As Tony Robbins so often says (he of the happy-clappy motivational speech), “Whatever you want to do is what you’re doing.” He’s exactly right. People who want to go back to school and finish their degrees don’t just think about doing it, they enroll and start taking classes. People who want to get back in shape don’t talk about going to the gym; they drive over to the building, sign up, and start going. Ask yourself what you really want to do and then get up and start doing what will get you to that exact thing.
And if you really wanted to do it because you had to—like quitting cigarettes because they found a spot on your lung—you would, cold turkey, today and forever (unless you’re an idiot and/or an idiot with a death wish). If you lost your job in the morning, you would start looking for a new one that afternoon. Your motivation changed because of the urgency. But do we have to wait for a situation to become dire before we act differently and go get what we want that is better?
The list of things that hold people back from doing what they say they want to do is long: fear of failure; fear of the extra responsibility; no real passion for the project; no desire for pain or discomfort, no matter how temporary; not enough money to be able to take the time; not enough time to go out and make the necessary money. These are all the usual rationalizations and justifications most people need to stay firmly rooted right where they are.
A popular bumper sticker and t-shirt back in the day said, “I used to want wine, women, and song. Now it’s just beer, the old lady, and TV.” For some people, there is some truth in those two statements. Translation: I had big dreams, but I settled.

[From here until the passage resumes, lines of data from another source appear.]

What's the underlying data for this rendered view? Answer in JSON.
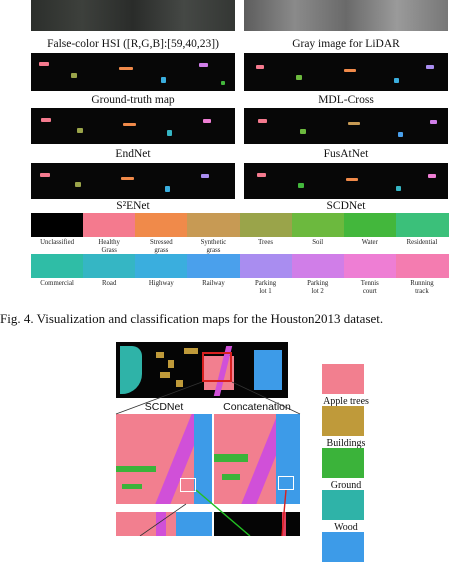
{
  "fig4": {
    "panel_captions": [
      [
        "False-color HSI ([R,G,B]:[59,40,23])",
        "Gray image for LiDAR"
      ],
      [
        "Ground-truth map",
        "MDL-Cross"
      ],
      [
        "EndNet",
        "FusAtNet"
      ],
      [
        "S²ENet",
        "SCDNet"
      ]
    ],
    "legend_row1": [
      {
        "label": "Unclassified",
        "color": "#000000"
      },
      {
        "label": "Healthy\nGrass",
        "color": "#f47a8e"
      },
      {
        "label": "Stressed\ngrass",
        "color": "#f08a4a"
      },
      {
        "label": "Synthetic\ngrass",
        "color": "#c79a54"
      },
      {
        "label": "Trees",
        "color": "#9aa44a"
      },
      {
        "label": "Soil",
        "color": "#6cb93e"
      },
      {
        "label": "Water",
        "color": "#43b73c"
      },
      {
        "label": "Residential",
        "color": "#3bc07a"
      }
    ],
    "legend_row2": [
      {
        "label": "Commercial",
        "color": "#2fbda6"
      },
      {
        "label": "Road",
        "color": "#35b6c4"
      },
      {
        "label": "Highway",
        "color": "#3aaede"
      },
      {
        "label": "Railway",
        "color": "#4aa0ec"
      },
      {
        "label": "Parking\nlot 1",
        "color": "#a98df0"
      },
      {
        "label": "Parking\nlot 2",
        "color": "#d07ee8"
      },
      {
        "label": "Tennis\ncourt",
        "color": "#ee7ed4"
      },
      {
        "label": "Running\ntrack",
        "color": "#f47cb0"
      }
    ],
    "caption": "Fig. 4.   Visualization and classification maps for the Houston2013 dataset."
  },
  "fig5": {
    "zoom_labels": [
      "SCDNet",
      "Concatenation"
    ],
    "legend": [
      {
        "label": "Apple trees",
        "color": "#f27f8f"
      },
      {
        "label": "Buildings",
        "color": "#bf9a3a"
      },
      {
        "label": "Ground",
        "color": "#3bb33a"
      },
      {
        "label": "Wood",
        "color": "#2fb3a8"
      },
      {
        "label": "",
        "color": "#3d9be8"
      }
    ]
  }
}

Look at friends or family around you. How many of them settled for a job they don’t really enjoy? How many of them are with a spouse or partner they don’t love with all their heart? How many of them went from young and fit and energetic to old and out of shape (round is not a shape) and tired, in only a few years? One of my HR colleagues said it so perfectly, “They need to stop looking out the window and start looking in the mirror.”
Momentum is about movement and movement is about putting yourself in the place of the best possibilities. The lobby to the Registrar’s Office at the school you plan to attend is where you need to be walking into. The web portal at the online college program is where you want to be sitting, credit card in hand, to pay your tuition. Driving by the gym won’t get it done. You have to park, walk inside, and see a membership counselor. Then after you sign up for the gym, walk straight to the locker room, change into your workout togs, step on the treadmill, and press the buttons to make it move.

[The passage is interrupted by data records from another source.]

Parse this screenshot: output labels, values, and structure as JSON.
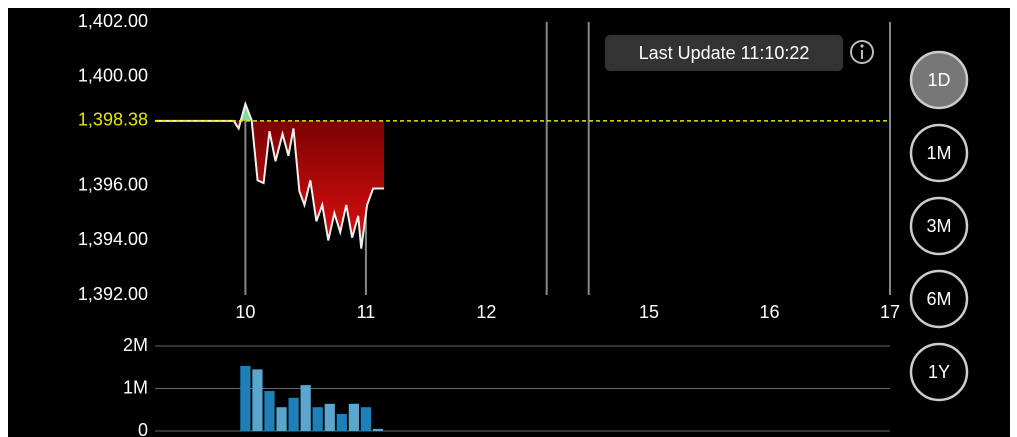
{
  "chart_data": [
    {
      "type": "line",
      "x": [
        9.25,
        9.903,
        9.944,
        10.0,
        10.052,
        10.101,
        10.151,
        10.2,
        10.25,
        10.308,
        10.357,
        10.399,
        10.448,
        10.49,
        10.539,
        10.589,
        10.638,
        10.688,
        10.738,
        10.787,
        10.837,
        10.886,
        10.936,
        10.961,
        11.01,
        11.06,
        11.151
      ],
      "values": [
        1398.38,
        1398.38,
        1398.1,
        1399.0,
        1398.4,
        1396.2,
        1396.1,
        1398.0,
        1396.9,
        1397.9,
        1397.1,
        1398.1,
        1395.8,
        1395.3,
        1396.2,
        1394.7,
        1395.3,
        1394.0,
        1395.0,
        1394.3,
        1395.3,
        1394.1,
        1394.9,
        1393.7,
        1395.3,
        1395.9,
        1395.9
      ],
      "xlim": [
        9.25,
        17
      ],
      "xticks": [
        10,
        11,
        12,
        15,
        16,
        17
      ],
      "breaks": [
        12.5,
        14.5
      ],
      "ylim": [
        1392,
        1402
      ],
      "yticks": [
        {
          "value": 1392,
          "label": "1,392.00"
        },
        {
          "value": 1394,
          "label": "1,394.00"
        },
        {
          "value": 1396,
          "label": "1,396.00"
        },
        {
          "value": 1400,
          "label": "1,400.00"
        },
        {
          "value": 1402,
          "label": "1,402.00"
        }
      ],
      "reference": {
        "value": 1398.38,
        "label": "1,398.38"
      },
      "color": "#f0f0f0",
      "up_color": "#7fdc8f",
      "down_color": "#b00000",
      "reference_color": "#e6e600"
    },
    {
      "type": "bar",
      "x": [
        10.0,
        10.1,
        10.2,
        10.3,
        10.4,
        10.5,
        10.6,
        10.7,
        10.8,
        10.9,
        11.0,
        11.1
      ],
      "values": [
        1530000,
        1450000,
        940000,
        560000,
        780000,
        1080000,
        560000,
        640000,
        400000,
        640000,
        560000,
        50000
      ],
      "ylim": [
        0,
        2000000
      ],
      "yticks": [
        {
          "value": 0,
          "label": "0"
        },
        {
          "value": 1000000,
          "label": "1M"
        },
        {
          "value": 2000000,
          "label": "2M"
        }
      ],
      "colors": [
        "#1f7fb8",
        "#5aa6cf"
      ]
    }
  ],
  "last_update": "Last Update 11:10:22",
  "buttons": [
    {
      "label": "1D",
      "selected": true
    },
    {
      "label": "1M",
      "selected": false
    },
    {
      "label": "3M",
      "selected": false
    },
    {
      "label": "6M",
      "selected": false
    },
    {
      "label": "1Y",
      "selected": false
    }
  ]
}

My old college English professor said it best. “Thinking about writing is not writing. Planning to write is not writing. Talking on the phone about writing is not writing. Watering your plants and feeding your dog is not writing. Writing is writing.” And so it goes here.

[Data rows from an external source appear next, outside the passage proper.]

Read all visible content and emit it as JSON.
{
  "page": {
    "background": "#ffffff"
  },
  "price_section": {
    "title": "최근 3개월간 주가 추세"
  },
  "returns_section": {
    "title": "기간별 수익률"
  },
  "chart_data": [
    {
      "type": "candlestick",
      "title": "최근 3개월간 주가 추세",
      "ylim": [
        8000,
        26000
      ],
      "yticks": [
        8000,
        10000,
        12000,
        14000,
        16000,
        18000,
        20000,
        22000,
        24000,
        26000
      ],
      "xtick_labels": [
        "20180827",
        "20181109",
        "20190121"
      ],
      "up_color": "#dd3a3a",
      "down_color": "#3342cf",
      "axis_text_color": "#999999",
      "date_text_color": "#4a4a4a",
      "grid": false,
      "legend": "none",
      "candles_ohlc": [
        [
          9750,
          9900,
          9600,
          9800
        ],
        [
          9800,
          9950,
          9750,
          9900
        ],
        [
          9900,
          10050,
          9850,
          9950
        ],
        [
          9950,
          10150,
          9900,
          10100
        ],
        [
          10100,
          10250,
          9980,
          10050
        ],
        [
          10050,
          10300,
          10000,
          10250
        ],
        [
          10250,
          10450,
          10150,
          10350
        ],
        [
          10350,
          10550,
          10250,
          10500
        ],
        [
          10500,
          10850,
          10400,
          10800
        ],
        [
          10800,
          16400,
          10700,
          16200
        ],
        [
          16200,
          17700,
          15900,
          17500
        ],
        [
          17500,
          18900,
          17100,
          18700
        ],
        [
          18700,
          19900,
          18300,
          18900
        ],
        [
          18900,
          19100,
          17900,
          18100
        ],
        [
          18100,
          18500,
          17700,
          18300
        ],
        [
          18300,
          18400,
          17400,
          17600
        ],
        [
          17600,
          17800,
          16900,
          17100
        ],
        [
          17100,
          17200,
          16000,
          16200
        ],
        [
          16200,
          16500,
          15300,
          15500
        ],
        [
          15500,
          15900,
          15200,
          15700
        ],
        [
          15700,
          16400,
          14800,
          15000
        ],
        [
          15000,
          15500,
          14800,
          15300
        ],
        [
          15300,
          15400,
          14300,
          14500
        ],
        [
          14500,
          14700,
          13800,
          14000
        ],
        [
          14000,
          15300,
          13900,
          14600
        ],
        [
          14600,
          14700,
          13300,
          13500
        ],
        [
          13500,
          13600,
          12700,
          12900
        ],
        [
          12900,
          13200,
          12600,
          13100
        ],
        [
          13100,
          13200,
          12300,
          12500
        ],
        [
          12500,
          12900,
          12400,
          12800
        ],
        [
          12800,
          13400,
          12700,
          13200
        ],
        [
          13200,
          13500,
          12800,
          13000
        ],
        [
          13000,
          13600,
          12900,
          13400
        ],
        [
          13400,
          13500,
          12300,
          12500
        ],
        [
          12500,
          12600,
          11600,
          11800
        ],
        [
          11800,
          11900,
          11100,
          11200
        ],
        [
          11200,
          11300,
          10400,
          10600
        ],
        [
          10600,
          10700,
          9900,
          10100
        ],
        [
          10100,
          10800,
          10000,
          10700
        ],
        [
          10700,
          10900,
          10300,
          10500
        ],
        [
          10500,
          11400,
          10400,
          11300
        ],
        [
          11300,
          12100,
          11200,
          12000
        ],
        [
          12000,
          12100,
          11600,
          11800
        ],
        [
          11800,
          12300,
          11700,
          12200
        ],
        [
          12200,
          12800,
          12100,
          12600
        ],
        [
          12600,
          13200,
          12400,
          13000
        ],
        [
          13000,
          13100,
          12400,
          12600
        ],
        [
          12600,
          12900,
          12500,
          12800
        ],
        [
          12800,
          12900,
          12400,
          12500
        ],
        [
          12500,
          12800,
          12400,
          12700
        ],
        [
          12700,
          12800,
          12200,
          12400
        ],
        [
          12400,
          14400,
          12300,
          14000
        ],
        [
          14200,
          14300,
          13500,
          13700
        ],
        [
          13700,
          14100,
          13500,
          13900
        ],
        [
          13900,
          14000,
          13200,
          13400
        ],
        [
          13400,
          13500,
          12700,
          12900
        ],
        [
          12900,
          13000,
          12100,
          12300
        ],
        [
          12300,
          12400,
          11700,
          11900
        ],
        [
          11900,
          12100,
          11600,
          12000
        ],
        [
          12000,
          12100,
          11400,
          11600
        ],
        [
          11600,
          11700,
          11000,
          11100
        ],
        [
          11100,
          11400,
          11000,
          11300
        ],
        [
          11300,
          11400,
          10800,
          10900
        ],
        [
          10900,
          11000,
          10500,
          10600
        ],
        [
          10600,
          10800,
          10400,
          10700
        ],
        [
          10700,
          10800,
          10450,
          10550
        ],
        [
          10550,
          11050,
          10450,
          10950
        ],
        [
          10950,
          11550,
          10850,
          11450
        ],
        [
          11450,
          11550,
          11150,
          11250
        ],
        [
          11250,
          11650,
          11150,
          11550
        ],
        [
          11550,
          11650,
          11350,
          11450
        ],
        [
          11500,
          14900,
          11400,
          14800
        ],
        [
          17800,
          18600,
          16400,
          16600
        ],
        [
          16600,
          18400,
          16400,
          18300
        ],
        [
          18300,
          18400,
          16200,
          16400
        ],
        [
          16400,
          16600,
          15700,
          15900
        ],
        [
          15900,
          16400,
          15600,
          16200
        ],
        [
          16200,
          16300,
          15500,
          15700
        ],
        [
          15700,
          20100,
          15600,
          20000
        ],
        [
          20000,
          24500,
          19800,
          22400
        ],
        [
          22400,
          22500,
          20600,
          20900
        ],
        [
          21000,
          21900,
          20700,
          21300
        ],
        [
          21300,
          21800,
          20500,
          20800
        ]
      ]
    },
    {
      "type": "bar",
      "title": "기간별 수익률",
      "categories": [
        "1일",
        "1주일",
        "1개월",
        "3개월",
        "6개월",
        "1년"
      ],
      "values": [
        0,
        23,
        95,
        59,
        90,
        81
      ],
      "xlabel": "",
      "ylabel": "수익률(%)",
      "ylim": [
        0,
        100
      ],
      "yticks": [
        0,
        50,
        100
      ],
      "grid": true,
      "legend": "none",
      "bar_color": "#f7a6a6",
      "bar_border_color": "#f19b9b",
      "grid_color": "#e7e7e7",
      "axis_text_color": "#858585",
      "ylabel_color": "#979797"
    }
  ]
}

Take your usual list of New Year’s resolutions (the ones that may have never got off the runway at the airport we call Life) and pick one to tackle, today. Choose the one that will feel the best when you accomplish it, today. Make a list of the (many) action steps required to see it to its conclusion, today. And here’s the hook: ask someone you care about to be your Accountability Partner and tell him or her to hound, nag, and cajole you without mercy, using all forms of social media and face-to-face contact with you, until you meet your one goal.
“There is not ‘try’,” said Master Yoda. “There is only do or do not.” Go forth and do.